Security model
IA Cloud Memory treats its own backend as untrusted storage. Every byte of user data — file contents, paths, manifests, commit messages — is encrypted in the browser before it ever reaches the server.
Two distinct secrets
- Account password. Authenticates with the server. Hashed with scrypt (N=32768, r=8, p=1) before storage. The server checks it on login but never derives encryption keys from it.
- Encryption passphrase. Stays in your browser. We derive a 256-bit master key from it via PBKDF2-SHA256 with 600 000 iterations, salted by a random per-user 16-byte salt that's stored on the server (the salt is not a secret).

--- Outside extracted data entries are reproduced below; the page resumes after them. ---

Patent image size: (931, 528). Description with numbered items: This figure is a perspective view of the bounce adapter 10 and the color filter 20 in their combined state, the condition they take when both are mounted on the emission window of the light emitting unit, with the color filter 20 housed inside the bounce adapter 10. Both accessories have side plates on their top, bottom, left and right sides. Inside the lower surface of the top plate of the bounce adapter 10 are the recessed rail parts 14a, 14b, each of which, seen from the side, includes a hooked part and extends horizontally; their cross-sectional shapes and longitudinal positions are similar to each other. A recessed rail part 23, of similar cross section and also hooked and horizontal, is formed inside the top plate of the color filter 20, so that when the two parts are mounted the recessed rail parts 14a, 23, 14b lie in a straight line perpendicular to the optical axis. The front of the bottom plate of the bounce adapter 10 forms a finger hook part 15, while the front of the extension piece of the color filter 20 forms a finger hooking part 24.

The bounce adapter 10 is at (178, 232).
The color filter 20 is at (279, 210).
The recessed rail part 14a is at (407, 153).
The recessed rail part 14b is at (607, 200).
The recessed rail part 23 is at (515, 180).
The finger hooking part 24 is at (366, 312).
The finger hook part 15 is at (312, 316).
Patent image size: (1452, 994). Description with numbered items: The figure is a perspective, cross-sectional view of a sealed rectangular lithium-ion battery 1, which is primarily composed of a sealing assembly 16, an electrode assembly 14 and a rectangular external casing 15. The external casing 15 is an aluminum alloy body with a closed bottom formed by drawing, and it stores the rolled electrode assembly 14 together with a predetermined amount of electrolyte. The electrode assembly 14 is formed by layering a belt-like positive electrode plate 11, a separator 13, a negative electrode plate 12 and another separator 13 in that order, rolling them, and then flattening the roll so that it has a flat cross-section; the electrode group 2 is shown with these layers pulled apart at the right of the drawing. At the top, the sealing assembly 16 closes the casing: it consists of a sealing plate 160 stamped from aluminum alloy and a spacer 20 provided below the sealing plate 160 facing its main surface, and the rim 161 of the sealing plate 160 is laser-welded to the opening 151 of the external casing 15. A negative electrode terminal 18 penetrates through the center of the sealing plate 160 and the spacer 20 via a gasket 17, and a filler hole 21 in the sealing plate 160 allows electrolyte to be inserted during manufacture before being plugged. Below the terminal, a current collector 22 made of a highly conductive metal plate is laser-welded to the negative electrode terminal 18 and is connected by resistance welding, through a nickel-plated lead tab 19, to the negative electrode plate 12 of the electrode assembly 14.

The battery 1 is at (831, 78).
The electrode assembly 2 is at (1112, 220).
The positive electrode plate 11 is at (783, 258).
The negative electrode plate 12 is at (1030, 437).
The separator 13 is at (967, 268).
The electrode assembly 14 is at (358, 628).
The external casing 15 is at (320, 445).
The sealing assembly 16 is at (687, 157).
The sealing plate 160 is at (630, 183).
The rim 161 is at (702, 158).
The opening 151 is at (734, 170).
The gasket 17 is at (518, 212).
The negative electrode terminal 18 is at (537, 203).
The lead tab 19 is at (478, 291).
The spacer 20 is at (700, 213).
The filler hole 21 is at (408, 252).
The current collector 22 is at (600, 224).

We can recover or reset your account password (after the usual proof of email control). We cannot recover your encryption passphrase — losing it means losing your data.
How files are encrypted
Every file is stored as two separate ciphertexts:
- A content envelope: AES-256-GCM ciphertext of the file bytes, encrypted with a random per-object 256-bit Content Encryption Key (CEK). Hashed with SHA-256; this hash is the file's server-side address.
- A wrap: a 66-byte AES-256-GCM ciphertext of the CEK, encrypted with the master key. Stored separately, keyed by the content hash.
Manifests (the path → content-hash mapping) and commits (parent links, messages) are themselves files: encrypted JSON, stored as ordinary objects.
Why two-layer wrapping?
It makes key rotation cheap. To switch master keys we only need to re-wrap the per-object CEKs (66 bytes each), not re-encrypt the content envelopes. Hashes don't change, manifests don't change, commits don't change. The full chain stays valid.
What the server stores
Object ::= magic||v||flags||nonce||AES-GCM(content, CEK)
Wrap ::= magic||v||flags||nonce||AES-GCM(CEK, masterKey)
Manifest ::= encrypted JSON { path → contentHash }
Commit ::= encrypted JSON { parent, manifestHash, message }
Ref ::= "main" → commitHash (CAS-protected via etag)
User ::= { id, email, password_hash (scrypt), crypto_salt (public) }
Session ::= { id (sha256(token)), user_id, expires_at }
APIKey ::= { id, user_id, token_hash (sha256), name }Per-user isolation is enforced by SQL. Every encrypted-data table has a user_id column, and all queries filter on it. There is no API path that can return another user's ciphertexts.
What the server CANNOT do
- Read the contents of any file.
- List the names of your files.
- Read commit messages.
- Re-derive your master key — it never sees your encryption passphrase.
What the server CAN see (metadata)
- Your email and account creation time.
- The number, size, and timestamps of objects you store.
- The DAG of commits (parent links) — connected by hash, no payload.
- API key names and last-used timestamps.
Threat model — out of scope (v1)
- Compromised browser / malicious extensions: game over for any zero-knowledge web app.
- Server-side rate limiting and abuse protection: minimal in v1.
- Hardware-backed key storage / passkey unlocking: planned.
- Forward secrecy on rotation: the old master key remains usable for previously-rotated wraps unless explicitly purged.